Ching Cheong Sentence “Deeply Troubling”

August 31, 2006

Human
Rights in China (HRIC)
is deeply
troubled by the sentence imposed on Ching Cheong today.
In
light of China’s clear record of politicized prosecutions, and lack of judicial
independence and transparency, HRIC has serious concerns about the fairness of
the whole proceedings," said Sharon Hom, HRIC’s executive director. “Coming
close on the heels of the sentences announced for Zhao Yan and Chen Guangcheng,
this sentence also sends a chilling message to journalists, lawyers and other
rights defenders.”


A
permanent resident of Hong Kong and Singapore,
Ching Cheong, 56, worked for Wen Wei Po,
a pro-Beijing newspaper in Hong Kong, for many years before resigning in protest
after the official crack-down on protesters at Tiananmen
Square
in June 1989. He was working as chief China correspondent for Singapore’s Straits
Times
when he was detained in a Guangzhou
hotel on April 22, 2005. Ching’s wife, Mary Lau, said Ching had gone to China
to collect documents relating to former Chinese Party Secretary Zhao Ziyang,
who died in January 2005.


On
August 5, 2005, the Chinese authorities announced that they had formally
charged Ching with buying information and passing it to Taiwan’s intelligence services from
2000 to March 2005. Ching’s family and friends have consistently denied the
charges, and petitions calling for Ching’s release have been signed by
journalists worldwide, as well as by members of Hong Kong’s
Legislative Council.


Ching
Cheong’s case highlights issues of procedural fairness that surround
prosecutions and trials involving state security.

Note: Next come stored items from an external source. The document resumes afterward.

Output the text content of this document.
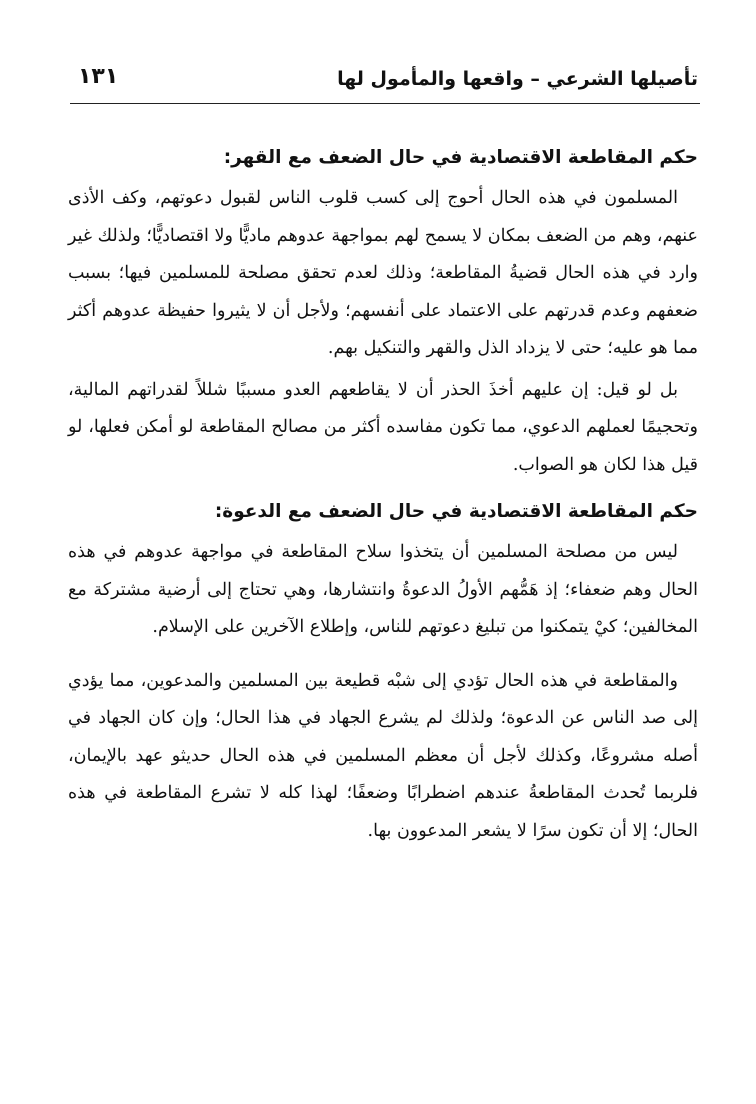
تأصيلها الشرعي – واقعها والمأمول لها
١٣١
حكم المقاطعة الاقتصادية في حال الضعف مع القهر:

المسلمون في هذه الحال أحوج إلى كسب قلوب الناس لقبول دعوتهم، وكف الأذى عنهم، وهم من الضعف بمكان لا يسمح لهم بمواجهة عدوهم ماديًّا ولا اقتصاديًّا؛ ولذلك غير وارد في هذه الحال قضيةُ المقاطعة؛ وذلك لعدم تحقق مصلحة للمسلمين فيها؛ بسبب ضعفهم وعدم قدرتهم على الاعتماد على أنفسهم؛ ولأجل أن لا يثيروا حفيظة عدوهم أكثر مما هو عليه؛ حتى لا يزداد الذل والقهر والتنكيل بهم.

بل لو قيل: إن عليهم أخذَ الحذر أن لا يقاطعهم العدو مسببًا شللاً لقدراتهم المالية، وتحجيمًا لعملهم الدعوي، مما تكون مفاسده أكثر من مصالح المقاطعة لو أمكن فعلها، لو قيل هذا لكان هو الصواب.

حكم المقاطعة الاقتصادية في حال الضعف مع الدعوة:

ليس من مصلحة المسلمين أن يتخذوا سلاح المقاطعة في مواجهة عدوهم في هذه الحال وهم ضعفاء؛ إذ هَمُّهم الأولُ الدعوةُ وانتشارها، وهي تحتاج إلى أرضية مشتركة مع المخالفين؛ كيْ يتمكنوا من تبليغ دعوتهم للناس، وإطلاع الآخرين على الإسلام.

والمقاطعة في هذه الحال تؤدي إلى شبْه قطيعة بين المسلمين والمدعوين، مما يؤدي إلى صد الناس عن الدعوة؛ ولذلك لم يشرع الجهاد في هذا الحال؛ وإن كان الجهاد في أصله مشروعًا، وكذلك لأجل أن معظم المسلمين في هذه الحال حديثو عهد بالإيمان، فلربما تُحدث المقاطعةُ عندهم اضطرابًا وضعفًا؛ لهذا كله لا تشرع المقاطعة في هذه الحال؛ إلا أن تكون سرًا لا يشعر المدعوون بها.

The hampering of defense
counsel’s access to evidence and the lack of transparency in the proceedings
leave real doubts that Ching Cheong and other defendants charged with similar
crimes can receive a fair trial under China’s present judicial system.


Following
close on the heels of the imprisonment of journalist Zhao Yan and rights
defense lawyer Chen Guangcheng, Ching Cheong’s sentence is yet another signal
of the Chinese authorities’ determination
to maintain social and political control, especially in the run-up to
the 17th National Congress of the Chinese Communist Party next year,
and in the final count-down to the Olympics.